三者合意のもとに 番外編 良い悪いは隣り合わせ
タローが歯石取りと抜歯の手術を受ける際、麻酔事故などが起きないように、心臓や血液など全身状態をチェックしてからとのことでしたが、結果いかんによっては、手術自体を取り止めることもあると告げられました。
当日、そんなことになったらイヤだな~と思っていたら、獣医から「13歳にしたら上出来です」と検査結果のコピーを手渡されたのです。
ちょっと驚きの表情を浮かべながら。
当時の明細書と突き合わせて、再びコピーを見たら、心電図のほか血液検査に血清生化学検査、尿検査をやっています。
ことに血清生化学検査は、人間で言えば、いわゆる健康診断で血糖値やら悪玉コレステロール、γ-GTPなどの数値が示される血液検査、アレと似たようなものと思えばいいでしょうか。
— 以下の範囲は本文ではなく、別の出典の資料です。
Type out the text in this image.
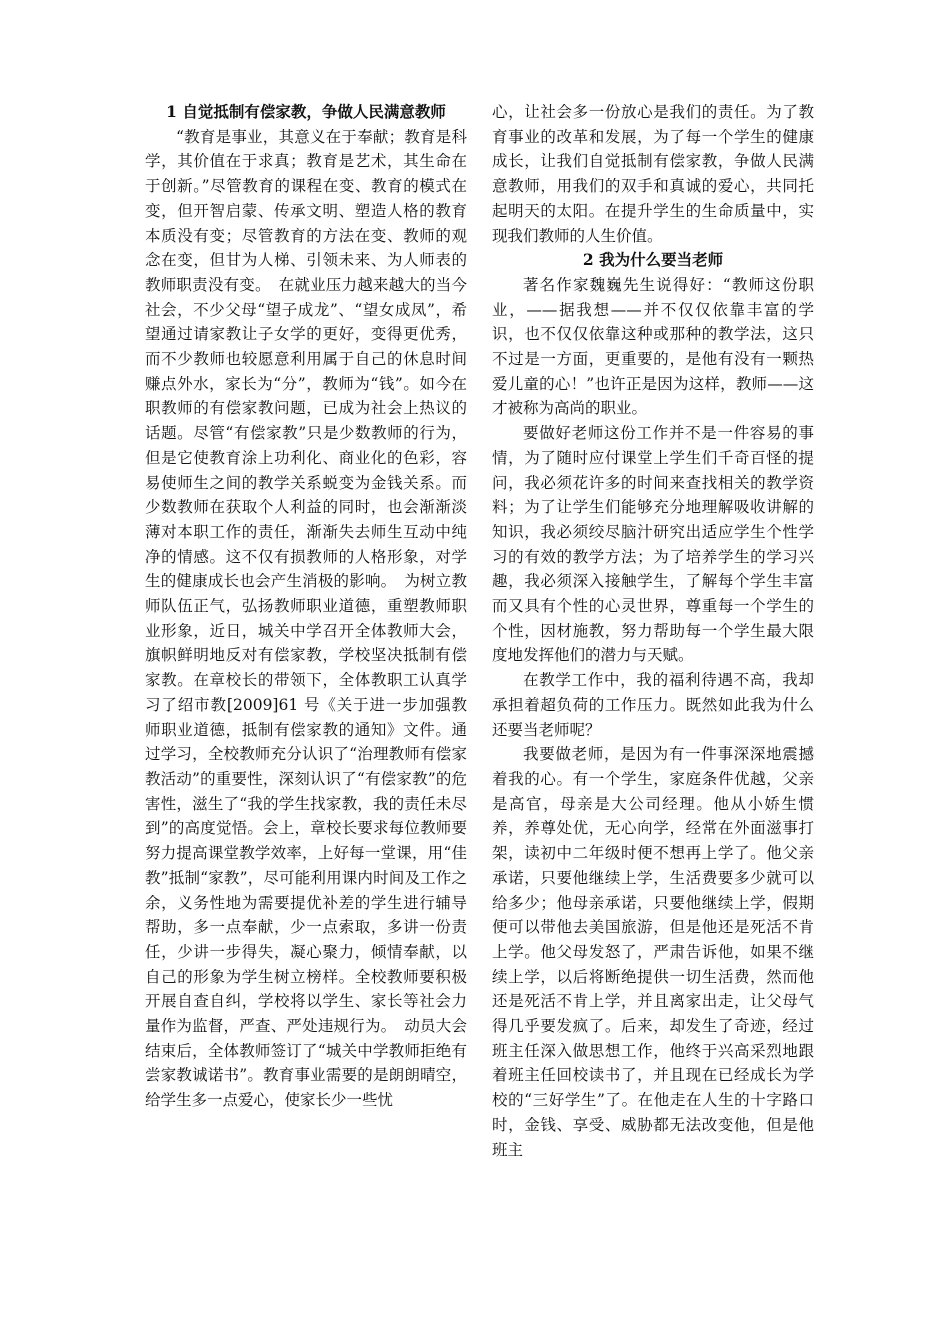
1 自觉抵制有偿家教，争做人民满意教师

“教育是事业，其意义在于奉献；教育是科学，其价值在于求真；教育是艺术，其生命在于创新。”尽管教育的课程在变、教育的模式在变，但开智启蒙、传承文明、塑造人格的教育本质没有变；尽管教育的方法在变、教师的观念在变，但甘为人梯、引领未来、为人师表的教师职责没有变。　在就业压力越来越大的当今社会，不少父母“望子成龙”、“望女成凤”，希望通过请家教让子女学的更好，变得更优秀，而不少教师也较愿意利用属于自己的休息时间赚点外水，家长为“分”，教师为“钱”。如今在职教师的有偿家教问题，已成为社会上热议的话题。尽管“有偿家教”只是少数教师的行为，但是它使教育涂上功利化、商业化的色彩，容易使师生之间的教学关系蜕变为金钱关系。而少数教师在获取个人利益的同时，也会渐渐淡薄对本职工作的责任，渐渐失去师生互动中纯净的情感。这不仅有损教师的人格形象，对学生的健康成长也会产生消极的影响。　为树立教师队伍正气，弘扬教师职业道德，重塑教师职业形象，近日，城关中学召开全体教师大会，旗帜鲜明地反对有偿家教，学校坚决抵制有偿家教。在章校长的带领下，全体教职工认真学习了绍市教[2009]61 号《关于进一步加强教师职业道德，抵制有偿家教的通知》文件。通过学习，全校教师充分认识了“治理教师有偿家教活动”的重要性，深刻认识了“有偿家教”的危害性，滋生了“我的学生找家教，我的责任未尽到”的高度觉悟。会上，章校长要求每位教师要努力提高课堂教学效率，上好每一堂课，用“佳教”抵制“家教”，尽可能利用课内时间及工作之余，义务性地为需要提优补差的学生进行辅导帮助，多一点奉献，少一点索取，多讲一份责任，少讲一步得失，凝心聚力，倾情奉献，以自己的形象为学生树立榜样。全校教师要积极开展自查自纠，学校将以学生、家长等社会力量作为监督，严查、严处违规行为。　动员大会结束后，全体教师签订了“城关中学教师拒绝有尝家教诚诺书”。教育事业需要的是朗朗晴空，给学生多一点爱心，使家长少一些忧

心，让社会多一份放心是我们的责任。为了教育事业的改革和发展，为了每一个学生的健康成长，让我们自觉抵制有偿家教，争做人民满意教师，用我们的双手和真诚的爱心，共同托起明天的太阳。在提升学生的生命质量中，实现我们教师的人生价值。

2 我为什么要当老师

著名作家魏巍先生说得好：“教师这份职业，——据我想——并不仅仅依靠丰富的学识，也不仅仅依靠这种或那种的教学法，这只不过是一方面，更重要的，是他有没有一颗热爱儿童的心！”也许正是因为这样，教师——这才被称为高尚的职业。

要做好老师这份工作并不是一件容易的事情，为了随时应付课堂上学生们千奇百怪的提问，我必须花许多的时间来查找相关的教学资料；为了让学生们能够充分地理解吸收讲解的知识，我必须绞尽脑汁研究出适应学生个性学习的有效的教学方法；为了培养学生的学习兴趣，我必须深入接触学生，了解每个学生丰富而又具有个性的心灵世界，尊重每一个学生的个性，因材施教，努力帮助每一个学生最大限度地发挥他们的潜力与天赋。

在教学工作中，我的福利待遇不高，我却承担着超负荷的工作压力。既然如此我为什么还要当老师呢？

我要做老师，是因为有一件事深深地震撼着我的心。有一个学生，家庭条件优越，父亲是高官，母亲是大公司经理。他从小娇生惯养，养尊处优，无心向学，经常在外面滋事打架，读初中二年级时便不想再上学了。他父亲承诺，只要他继续上学，生活费要多少就可以给多少；他母亲承诺，只要他继续上学，假期便可以带他去美国旅游，但是他还是死活不肯上学。他父母发怒了，严肃告诉他，如果不继续上学，以后将断绝提供一切生活费，然而他还是死活不肯上学，并且离家出走，让父母气得几乎要发疯了。后来，却发生了奇迹，经过班主任深入做思想工作，他终于兴高采烈地跟着班主任回校读书了，并且现在已经成长为学校的“三好学生”了。在他走在人生的十字路口时，金钱、享受、威胁都无法改变他，但是他班主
なるほど、当時13歳のタローの検査結果は、どの項目も正常値でした。ワンコの13歳と言ったら、人間なら50代から60代にかけての立派なオジサンです。
血液検査で何項目かが引っかかること、よくありますよね。
彼は心電図、血清生化学検査、血液検査、尿検査はすべてクリアしているけれど、それでもがん細胞に蝕まれていたなんて……。
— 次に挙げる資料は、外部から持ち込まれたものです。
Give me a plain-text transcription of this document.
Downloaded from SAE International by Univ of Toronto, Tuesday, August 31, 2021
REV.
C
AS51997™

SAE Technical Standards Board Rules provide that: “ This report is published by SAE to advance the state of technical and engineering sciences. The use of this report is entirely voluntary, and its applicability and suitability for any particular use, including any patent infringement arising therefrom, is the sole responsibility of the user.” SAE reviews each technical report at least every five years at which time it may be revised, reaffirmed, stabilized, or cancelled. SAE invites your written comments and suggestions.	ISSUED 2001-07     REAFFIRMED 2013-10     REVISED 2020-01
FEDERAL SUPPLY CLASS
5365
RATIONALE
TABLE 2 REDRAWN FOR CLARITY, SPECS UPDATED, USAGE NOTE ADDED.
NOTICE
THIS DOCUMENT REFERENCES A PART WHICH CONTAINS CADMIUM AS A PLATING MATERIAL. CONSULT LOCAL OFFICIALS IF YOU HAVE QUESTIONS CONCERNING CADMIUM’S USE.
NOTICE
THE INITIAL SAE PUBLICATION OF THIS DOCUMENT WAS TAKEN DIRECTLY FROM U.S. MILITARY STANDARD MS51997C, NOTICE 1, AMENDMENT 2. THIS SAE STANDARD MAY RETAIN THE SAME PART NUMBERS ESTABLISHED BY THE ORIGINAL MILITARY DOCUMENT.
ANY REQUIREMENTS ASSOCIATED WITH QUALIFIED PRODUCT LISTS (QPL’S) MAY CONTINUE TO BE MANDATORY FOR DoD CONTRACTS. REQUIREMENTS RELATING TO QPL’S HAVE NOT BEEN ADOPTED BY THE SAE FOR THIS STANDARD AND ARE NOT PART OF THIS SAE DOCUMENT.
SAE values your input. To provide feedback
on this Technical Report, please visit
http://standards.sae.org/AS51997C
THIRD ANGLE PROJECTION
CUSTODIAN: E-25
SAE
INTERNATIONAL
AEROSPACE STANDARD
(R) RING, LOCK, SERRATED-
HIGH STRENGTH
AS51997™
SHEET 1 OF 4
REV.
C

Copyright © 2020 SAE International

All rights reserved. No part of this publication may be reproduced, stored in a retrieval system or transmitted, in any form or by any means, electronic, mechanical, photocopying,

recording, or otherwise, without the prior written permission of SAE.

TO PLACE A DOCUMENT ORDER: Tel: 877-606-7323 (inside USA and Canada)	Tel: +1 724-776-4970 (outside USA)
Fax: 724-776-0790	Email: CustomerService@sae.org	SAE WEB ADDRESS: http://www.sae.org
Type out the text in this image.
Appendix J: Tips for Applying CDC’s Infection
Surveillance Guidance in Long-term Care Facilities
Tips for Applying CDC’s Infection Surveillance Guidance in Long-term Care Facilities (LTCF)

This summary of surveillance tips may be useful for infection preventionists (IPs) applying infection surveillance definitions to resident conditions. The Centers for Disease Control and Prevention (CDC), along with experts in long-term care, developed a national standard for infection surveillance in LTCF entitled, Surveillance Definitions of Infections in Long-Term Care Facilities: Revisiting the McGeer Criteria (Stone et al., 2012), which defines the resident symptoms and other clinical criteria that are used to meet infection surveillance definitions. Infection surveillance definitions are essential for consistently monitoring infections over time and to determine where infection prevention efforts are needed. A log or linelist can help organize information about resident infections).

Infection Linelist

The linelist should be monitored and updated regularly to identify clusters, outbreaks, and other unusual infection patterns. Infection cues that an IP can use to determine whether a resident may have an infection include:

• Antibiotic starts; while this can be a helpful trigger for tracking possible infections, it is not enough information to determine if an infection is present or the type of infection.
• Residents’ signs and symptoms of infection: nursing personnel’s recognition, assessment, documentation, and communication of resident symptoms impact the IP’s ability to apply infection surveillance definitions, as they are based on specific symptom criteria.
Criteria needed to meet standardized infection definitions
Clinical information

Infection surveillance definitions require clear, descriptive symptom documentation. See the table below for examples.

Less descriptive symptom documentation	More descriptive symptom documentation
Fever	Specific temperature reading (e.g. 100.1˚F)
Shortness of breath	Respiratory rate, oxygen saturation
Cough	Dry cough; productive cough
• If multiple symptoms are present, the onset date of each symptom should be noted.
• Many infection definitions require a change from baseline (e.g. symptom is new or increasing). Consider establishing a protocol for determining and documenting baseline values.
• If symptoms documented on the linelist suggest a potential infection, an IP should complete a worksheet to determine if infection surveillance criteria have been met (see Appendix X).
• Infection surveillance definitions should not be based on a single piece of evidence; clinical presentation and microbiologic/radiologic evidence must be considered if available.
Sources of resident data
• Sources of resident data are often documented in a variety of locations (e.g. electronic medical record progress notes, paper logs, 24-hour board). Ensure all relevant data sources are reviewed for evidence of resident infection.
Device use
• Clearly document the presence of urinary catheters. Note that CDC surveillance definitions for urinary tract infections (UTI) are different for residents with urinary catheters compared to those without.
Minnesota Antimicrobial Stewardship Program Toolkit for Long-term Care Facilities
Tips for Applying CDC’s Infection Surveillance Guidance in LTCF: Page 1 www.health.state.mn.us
たまたま肥満細胞腫のできた場所がリンパの近くではなく、血液管にまで浸潤していなかったのが、本当にラッキーでした。
そう、単純にラッキーなだけだったのです。なのに、この時の検査結果にトホホな飼い主はすっかり慢心してしまい、彼が小型犬の平均寿命へ近づいていることに、慎重さを欠いてしまいました。
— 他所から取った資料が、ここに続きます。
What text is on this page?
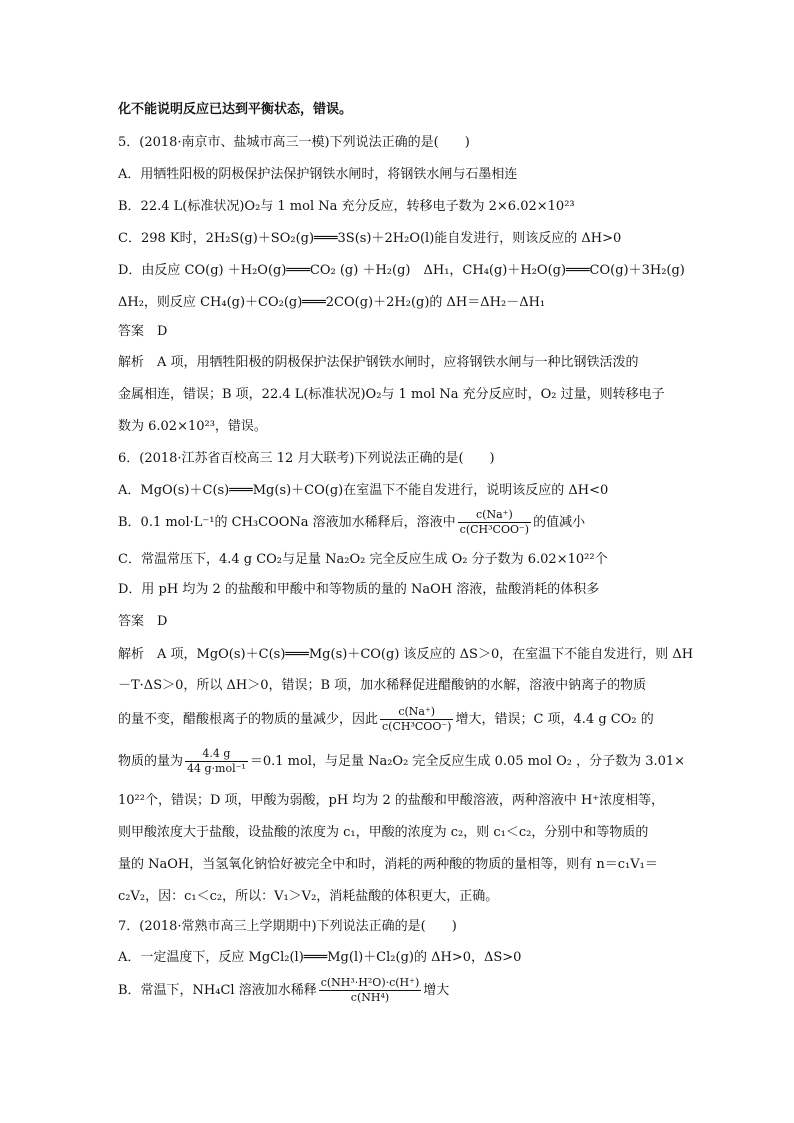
化不能说明反应已达到平衡状态，错误。
5．(2018·南京市、盐城市高三一模)下列说法正确的是(　　)
A．用牺牲阳极的阴极保护法保护钢铁水闸时，将钢铁水闸与石墨相连
B．22.4 L(标准状况)O₂与 1 mol Na 充分反应，转移电子数为 2×6.02×10²³
C．298 K时，2H₂S(g)＋SO₂(g)═══3S(s)＋2H₂O(l)能自发进行，则该反应的 ΔH>0
D．由反应 CO(g) ＋H₂O(g)═══CO₂ (g) ＋H₂(g)　ΔH₁，CH₄(g)＋H₂O(g)═══CO(g)＋3H₂(g)
ΔH₂，则反应 CH₄(g)＋CO₂(g)═══2CO(g)＋2H₂(g)的 ΔH＝ΔH₂－ΔH₁
答案　D
解析　A 项，用牺牲阳极的阴极保护法保护钢铁水闸时，应将钢铁水闸与一种比钢铁活泼的
金属相连，错误；B 项，22.4 L(标准状况)O₂与 1 mol Na 充分反应时，O₂ 过量，则转移电子
数为 6.02×10²³，错误。
6．(2018·江苏省百校高三 12 月大联考)下列说法正确的是(　　)
A．MgO(s)＋C(s)═══Mg(s)＋CO(g)在室温下不能自发进行，说明该反应的 ΔH<0
B．0.1 mol·L⁻¹的 CH₃COONa 溶液加水稀释后，溶液中 $\frac{c(Na^+)}{\text{c(CH³COO⁻)}}$ 的值减小
C．常温常压下，4.4 g CO₂与足量 Na₂O₂ 完全反应生成 O₂ 分子数为 6.02×10²²个
D．用 pH 均为 2 的盐酸和甲酸中和等物质的量的 NaOH 溶液，盐酸消耗的体积多
答案　D
解析　A 项，MgO(s)＋C(s)═══Mg(s)＋CO(g) 该反应的 ΔS＞0，在室温下不能自发进行，则 ΔH
－T·ΔS＞0，所以 ΔH＞0，错误；B 项，加水稀释促进醋酸钠的水解，溶液中钠离子的物质
的量不变，醋酸根离子的物质的量减少，因此 $\frac{c(Na^+)}{\text{c(CH³COO⁻)}}$ 增大，错误；C 项，4.4 g CO₂ 的
物质的量为 $\frac{4.4 g}{\text{44 g·mol⁻¹}} =0.1$ mol，与足量 Na₂O₂ 完全反应生成 0.05 mol O₂ ，分子数为 3.01×
10²²个，错误；D 项，甲酸为弱酸，pH 均为 2 的盐酸和甲酸溶液，两种溶液中 H⁺浓度相等，
则甲酸浓度大于盐酸，设盐酸的浓度为 c₁，甲酸的浓度为 c₂，则 c₁＜c₂，分别中和等物质的
量的 NaOH，当氢氧化钠恰好被完全中和时，消耗的两种酸的物质的量相等，则有 n＝c₁V₁＝
c₂V₂，因：c₁＜c₂，所以：V₁＞V₂，消耗盐酸的体积更大，正确。
7．(2018·常熟市高三上学期期中)下列说法正确的是(　　)
A．一定温度下，反应 MgCl₂(l)═══Mg(l)＋Cl₂(g)的 ΔH>0，ΔS>0
B．常温下，NH₄Cl 溶液加水稀释 $\frac{\text{c(NH³·H²O)·c(H⁺)}}{\text{c(NH⁴)}}$ 增大
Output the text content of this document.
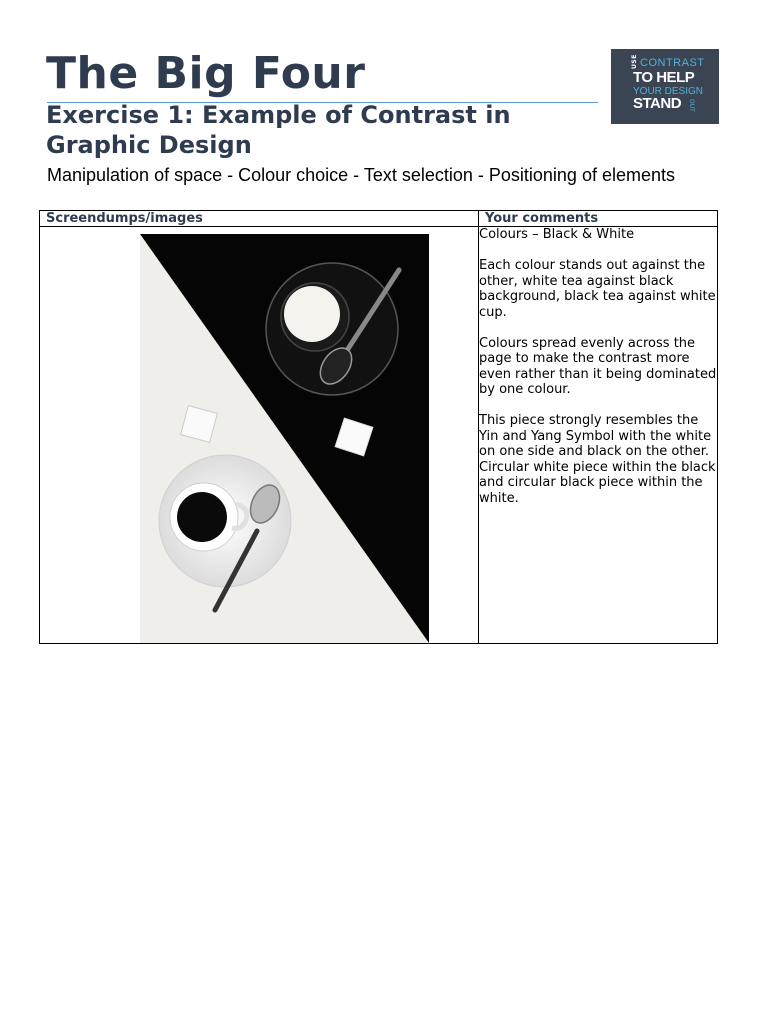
The Big Four
Exercise 1: Example of Contrast in Graphic Design
Manipulation of space - Colour choice - Text selection - Positioning of elements
USE CONTRAST
TO HELP
YOUR DESIGN
STAND OUT
Screendumps/images	Your comments

Colours – Black & White

Each colour stands out against the other, white tea against black background, black tea against white cup.

Colours spread evenly across the page to make the contrast more even rather than it being dominated by one colour.

This piece strongly resembles the Yin and Yang Symbol with the white on one side and black on the other. Circular white piece within the black and circular black piece within the white.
わずか2年後、15歳の時に腎臓病を発症したのです。この話はまた別の機会に……。
ALB→アルブミン
血液中のたんぱく質の1つで、血液の浸透圧のほか、栄養状態や肝・腎障害、腸疾患などの指標にもなる。
ALKP(ALP)→アルカリフォスファターゼ
誘導酵素の1つ。誘導酵素とは何かが生じた時に連動を受けやすい酵素のこと。この数字が高いと、真っ先に疑われるのが肝臓病や副腎の病気と言われる。
ALT(GPT)→アラニントランスフェラーゼ
この数値が上昇していると、肝臓の細胞が壊れていることを示す。
BUN→血中尿素窒素
腎機能に問題があると上昇する。
Ca→カルシウム
カルシウム濃度を示し、高くとも低くとも何らかの疾患が原因となる場合がある。
CHOL→総コレステロール
肥満や肝臓病、ホルモン異常などによって上昇する。
CREA(Cre)→クレアチニン
腎機能に問題が生じると上昇する。
GLOB→グロブリン
血液中に多く含まれるたんぱく質で、数値が低ければ免疫異常、高ければ慢性炎症や腫瘍などが疑われる。
GLU→血糖値
糖尿病のほかストレスでも上昇する。
TP→総たんぱく
血液中のたんぱく質の総量を示す。よってALBとGLOBとを合わせて評価する。